Mas o material foi disseminado para todo o governo dos EUA e estava em relatórios rotineiramente disponíveis para pessoas que trabalham na política dos EUA para a Arábia Saudita ou questões relacionadas, segundo um funcionário dos EUA. 

Reações na Casa Branca e o Capitólio

A descoberta representa um problema político para a administração do presidente Donald Trump porque implica Mohammed, que é particularmente próximo de Jared Kushner, genro do presidente Donald Trump e conselheiro sênior. 

Na quarta-feira, Kushner e o conselheiro de segurança nacional John Bolton conversaram por telefone com o príncipe herdeiro, mas autoridades da Casa Branca disseram que os sauditas forneceram pouca informação. 

Trump ficou frustrado, disseram duas autoridades, depois de reagir lentamente ao desaparecimento de Khashoggi. No início desta semana, ele disse que não tinha informações sobre o que aconteceu com o jornalista.

Autoridades da Casa Branca começaram a discutir como forçar a Arábia Saudita a fornecer respostas e que punição poderia ser aplicada se o governo fosse considerado responsável. 

Nesta quarta, Trump disse a repórteres que conversou com as mais altas autoridades da Arábia Saudita sobre Khashoggi. Ele prometeu descobrir a verdade sobre o caso.

"Não podemos deixar isso acontecer aos repórteres, a ninguém", disse Trump. "Estamos exigindo tudo. Queremos saber o que está acontecendo lá".

Legisladores no Capitólio reagiram duramente ao desaparecimento. Na quarta-feira, um grupo bipartidário de senadores pediu a Trump que impusesse sanções a quem fosse o responsável pelo desaparecimento de Khashoggi, incluindo líderes sauditas. 

O senador Lindsey Graham, republicano da Carolina do Sul, talvez o maior aliado do presidente no Senado, disse que a morte de Khashoggi poderia alterar a natureza das relações entre os dois países

A relação de Kushner com Mohammed, conhecido nas agências de segurança nacional pelas iniciais MBS, há muito é objeto de suspeita por parte de alguns funcionários de inteligência americanos. 

Kushner e Mohammed tiveram telefonemas privados, individuais, que nem sempre eram feitos através de canais normais, para que as conversas pudessem ser registradas e Kushner pudesse ser devidamente informado antes. 

Relação com MBS

Apesar de todas as suas críticas ao regime saudita, Khashoggi nem sempre se opunha às políticas do príncipe saudita. Khashoggi creditou o jovem líder pelo que viu como mudanças positivas, incluindo o afrouxamento das restrições culturais sauditas. 

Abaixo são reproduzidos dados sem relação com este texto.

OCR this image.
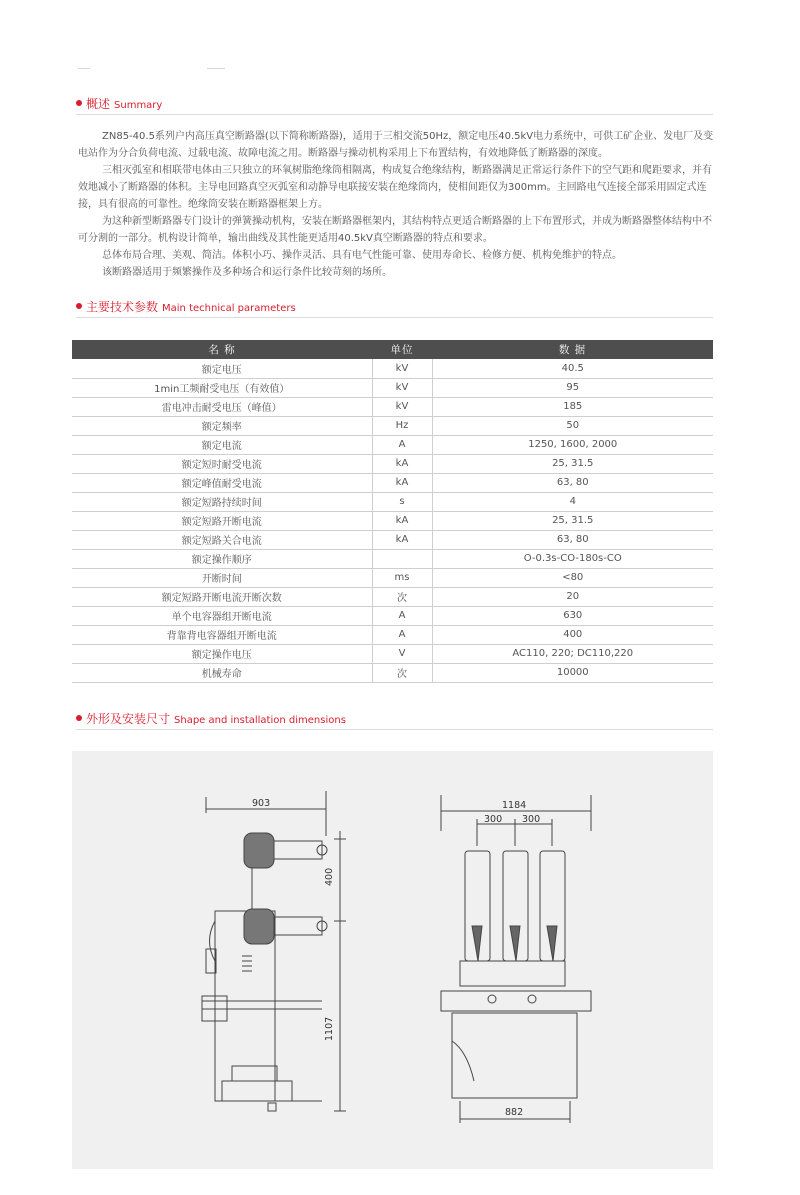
概述 Summary

ZN85-40.5系列户内高压真空断路器(以下简称断路器)，适用于三相交流50Hz，额定电压40.5kV电力系统中，可供工矿企业、发电厂及变电站作为分合负荷电流、过载电流、故障电流之用。断路器与操动机构采用上下布置结构，有效地降低了断路器的深度。

三相灭弧室和相联带电体由三只独立的环氧树脂绝缘筒相隔离，构成复合绝缘结构，断路器满足正常运行条件下的空气距和爬距要求，并有效地减小了断路器的体积。主导电回路真空灭弧室和动静导电联接安装在绝缘筒内，使相间距仅为300mm。主回路电气连接全部采用固定式连接，具有很高的可靠性。绝缘筒安装在断路器框架上方。

为这种新型断路器专门设计的弹簧操动机构，安装在断路器框架内，其结构特点更适合断路器的上下布置形式，并成为断路器整体结构中不可分割的一部分。机构设计简单，输出曲线及其性能更适用40.5kV真空断路器的特点和要求。

总体布局合理、美观、简洁。体积小巧、操作灵活、具有电气性能可靠、使用寿命长、检修方便、机构免维护的特点。

该断路器适用于频繁操作及多种场合和运行条件比较苛刻的场所。

主要技术参数 Main technical parameters
名 称	单位	数 据
额定电压	kV	40.5
1min工频耐受电压（有效值）	kV	95
雷电冲击耐受电压（峰值）	kV	185
额定频率	Hz	50
额定电流	A	1250, 1600, 2000
额定短时耐受电流	kA	25, 31.5
额定峰值耐受电流	kA	63, 80
额定短路持续时间	s	4
额定短路开断电流	kA	25, 31.5
额定短路关合电流	kA	63, 80
额定操作顺序		O-0.3s-CO-180s-CO
开断时间	ms	<80
额定短路开断电流开断次数	次	20
单个电容器组开断电流	A	630
背靠背电容器组开断电流	A	400
额定操作电压	V	AC110, 220; DC110,220
机械寿命	次	10000
外形及安装尺寸 Shape and installation dimensions
903
400
1107
1184
300 300
882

O jornalista muitas vezes expressou afeição por sua terra natal, mesmo dizendo que não acreditava que lá fosse um lugar seguro para ele. Uma pessoa em contato com o príncipe, falando sob condição de anonimato para preservar o relacionamento, disse que no ano passado Khashoggi pediu que ele levasse uma mensagem a Mohammed, dizendo que o príncipe precisava de alguém como Khashoggi como assessor. 

Quando ele transmitiu a mensagem, o príncipe herdeiro disse que Khashoggi estava ligado à Irmandade Muçulmana e ao Qatar, ambos adversários sauditas, e que o arranjo nunca aconteceria. 

Dois outros amigos de Khashoggi disseram que pelo menos duas vezes ele recebeu telefonemas cordiais de Qahtani, conselheiro do príncipe, transmitindo mensagens amistosas em seu nome. 

Em uma das chamadas, em setembro de 2017, Qahtani disse que Mohammed ficou "muito feliz" ao ver Khashoggi postar uma mensagem elogiando o reino depois que o governo anunciou que estava autorizando as mulheres a dirigir, segundo um dos amigos, que estava com Khashoggi na época. O tom da ligação foi agradável, mas Khashoggi também disse a Qahtani que elogiaria o governo quando houvesse “desenvolvimentos positivos”. “Quando há coisas ruins, eu falo”. 

Ele passou o resto do telefonema defendendo vários críticos do regime recentemente detidos. 

Um amigo também contou que Khashoggi disse que havia sido abordado várias vezes por um homem de negócios próximo à família saudita. O empresário parecia "interessado" em vê-lo toda vez que visitava Washington e disse a Khashoggi que trabalharia com as autoridades sauditas para organizar seu retorno, segundo o amigo.